それからしばらく祈祷や観念(瞑想の一種)を続けていたが、真夜中にもなろうかという頃、墨のように真っ黒で仔牛ほどの大きさもある得体の知れないものがどこからともなく這い出てき、供え物を食らおうとした。
智光はすばやく剣をつかむと飛びかかって一突きした。逃げていくその跡を手燭を持って追っていくと、裏口の縁の下にいた。
じっくり見てもそれがなにかわからず、ただ黒い革袋のようで、口も目もない。すぐに引きずり出して、そのうえに薪を積んで焼き殺した。
それ以降、今までのような怪異は起こらなくなったが、しばらくもしないうちに物の怪が下の娘に憑りつき、こう言った。

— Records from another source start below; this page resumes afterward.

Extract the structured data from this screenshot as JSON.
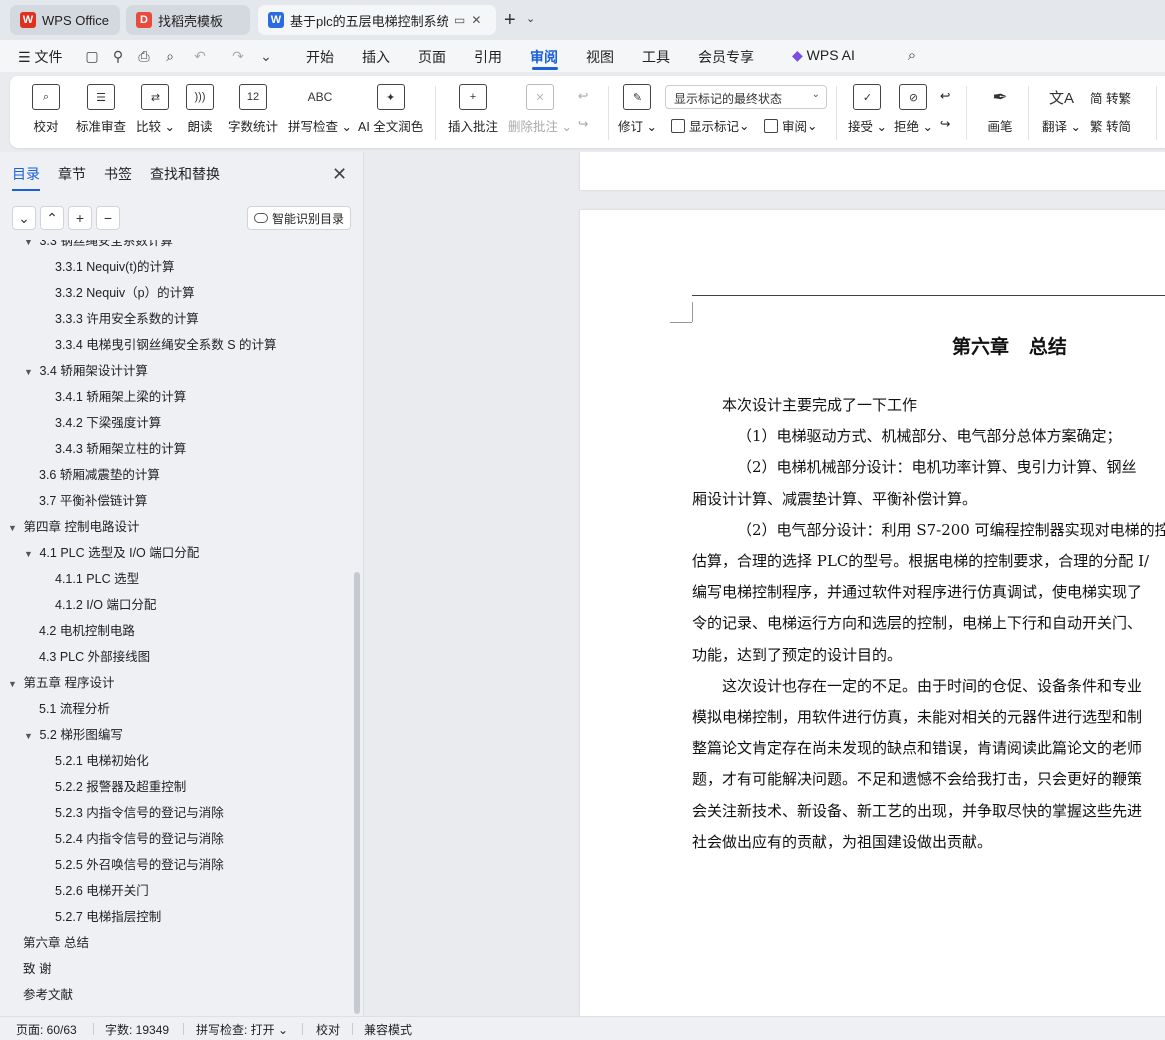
{
  "tabs": [
    {
      "label": "WPS Office",
      "icon": "wps-logo-icon",
      "color": "#e0301e"
    },
    {
      "label": "找稻壳模板",
      "icon": "docer-icon",
      "color": "#e84a3c"
    },
    {
      "label": "基于plc的五层电梯控制系统设",
      "icon": "word-doc-icon",
      "color": "#2b6be0"
    }
  ],
  "menu": {
    "file": "文件",
    "items": [
      "开始",
      "插入",
      "页面",
      "引用",
      "审阅",
      "视图",
      "工具",
      "会员专享"
    ],
    "active": "审阅",
    "ai": "WPS AI"
  },
  "ribbon": {
    "proofread": "校对",
    "standard_review": "标准审查",
    "compare": "比较",
    "read_aloud": "朗读",
    "word_count": "字数统计",
    "word_count_icon_text": "12",
    "spell_check": "拼写检查",
    "spell_icon_text": "ABC",
    "ai_polish": "AI 全文润色",
    "insert_comment": "插入批注",
    "delete_comment": "删除批注",
    "revise": "修订",
    "markup_dropdown": "显示标记的最终状态",
    "show_markup": "显示标记",
    "review": "审阅",
    "accept": "接受",
    "reject": "拒绝",
    "ink": "画笔",
    "translate": "翻译",
    "to_traditional": "简 转繁",
    "to_simplified": "繁 转简"
  },
  "nav": {
    "tabs": [
      "目录",
      "章节",
      "书签",
      "查找和替换"
    ],
    "smart_toc": "智能识别目录",
    "toc": [
      {
        "text": "3.3   钢丝绳安全系数计算",
        "level": 2,
        "expand": true
      },
      {
        "text": "3.3.1 Nequiv(t)的计算",
        "level": 3
      },
      {
        "text": "3.3.2 Nequiv（p）的计算",
        "level": 3
      },
      {
        "text": "3.3.3 许用安全系数的计算",
        "level": 3
      },
      {
        "text": "3.3.4 电梯曳引钢丝绳安全系数 S 的计算",
        "level": 3
      },
      {
        "text": "3.4   轿厢架设计计算",
        "level": 2,
        "expand": true
      },
      {
        "text": "3.4.1 轿厢架上梁的计算",
        "level": 3
      },
      {
        "text": "3.4.2 下梁强度计算",
        "level": 3
      },
      {
        "text": "3.4.3 轿厢架立柱的计算",
        "level": 3
      },
      {
        "text": "3.6 轿厢减震垫的计算",
        "level": 2
      },
      {
        "text": "3.7 平衡补偿链计算",
        "level": 2
      },
      {
        "text": "第四章   控制电路设计",
        "level": 1,
        "expand": true
      },
      {
        "text": "4.1 PLC 选型及 I/O 端口分配",
        "level": 2,
        "expand": true
      },
      {
        "text": "4.1.1 PLC 选型",
        "level": 3
      },
      {
        "text": "4.1.2 I/O 端口分配",
        "level": 3
      },
      {
        "text": "4.2  电机控制电路",
        "level": 2
      },
      {
        "text": "4.3 PLC 外部接线图",
        "level": 2
      },
      {
        "text": "第五章   程序设计",
        "level": 1,
        "expand": true
      },
      {
        "text": "5.1  流程分析",
        "level": 2
      },
      {
        "text": "5.2  梯形图编写",
        "level": 2,
        "expand": true
      },
      {
        "text": "5.2.1  电梯初始化",
        "level": 3
      },
      {
        "text": "5.2.2 报警器及超重控制",
        "level": 3
      },
      {
        "text": "5.2.3  内指令信号的登记与消除",
        "level": 3
      },
      {
        "text": "5.2.4 内指令信号的登记与消除",
        "level": 3
      },
      {
        "text": "5.2.5  外召唤信号的登记与消除",
        "level": 3
      },
      {
        "text": "5.2.6 电梯开关门",
        "level": 3
      },
      {
        "text": "5.2.7 电梯指层控制",
        "level": 3
      },
      {
        "text": "第六章   总结",
        "level": 1
      },
      {
        "text": "致   谢",
        "level": 1
      },
      {
        "text": "参考文献",
        "level": 1
      }
    ]
  },
  "document": {
    "chapter_title": "第六章   总结",
    "lines": [
      {
        "text": "本次设计主要完成了一下工作",
        "indent": 2
      },
      {
        "text": "（1）电梯驱动方式、机械部分、电气部分总体方案确定；",
        "indent": 3
      },
      {
        "text": "（2）电梯机械部分设计：电机功率计算、曳引力计算、钢丝",
        "indent": 3
      },
      {
        "text": "厢设计计算、减震垫计算、平衡补偿计算。",
        "indent": 0
      },
      {
        "text": "（2）电气部分设计：利用 S7-200 可编程控制器实现对电梯的控",
        "indent": 3
      },
      {
        "text": "估算，合理的选择 PLC的型号。根据电梯的控制要求，合理的分配 I/",
        "indent": 0
      },
      {
        "text": "编写电梯控制程序，并通过软件对程序进行仿真调试，使电梯实现了",
        "indent": 0
      },
      {
        "text": "令的记录、电梯运行方向和选层的控制，电梯上下行和自动开关门、",
        "indent": 0
      },
      {
        "text": "功能，达到了预定的设计目的。",
        "indent": 0
      },
      {
        "text": "这次设计也存在一定的不足。由于时间的仓促、设备条件和专业",
        "indent": 2
      },
      {
        "text": "模拟电梯控制，用软件进行仿真，未能对相关的元器件进行选型和制",
        "indent": 0
      },
      {
        "text": "整篇论文肯定存在尚未发现的缺点和错误，肯请阅读此篇论文的老师",
        "indent": 0
      },
      {
        "text": "题，才有可能解决问题。不足和遗憾不会给我打击，只会更好的鞭策",
        "indent": 0
      },
      {
        "text": "会关注新技术、新设备、新工艺的出现，并争取尽快的掌握这些先进",
        "indent": 0
      },
      {
        "text": "社会做出应有的贡献，为祖国建设做出贡献。",
        "indent": 0
      }
    ]
  },
  "status": {
    "page": "页面: 60/63",
    "words": "字数: 19349",
    "spell": "拼写检查: 打开",
    "proof": "校对",
    "compat": "兼容模式"
  }
}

「兄の九郎は上の娘と夫婦の関係であったのに殺された。残されたおれはこの妹を愛おしく思ってはいるが、兄が死んだのは喜六のせいだ。恨めしい」
夜ごとそのように泣くので再び智光を頼ったところ、智光は泣いている娘を前に、剣を抜き肩肘いからして、大声で厳しく叱りつけた。すると娘は大変な恐怖を示して額から汗を流し、そして肘がみるみる腫れ上がっていくと枕ほどの大きさになった。
智光はそこに剣を当て、二度ほど刺すと、二升(一升は約一・八リットル)もの血が流れ出たが、妹は病気になるわけでもなく、憑き物は落ちて元に戻ったということだ。
今もってこのような話は聞いたことがない。なんとも奇怪なことである。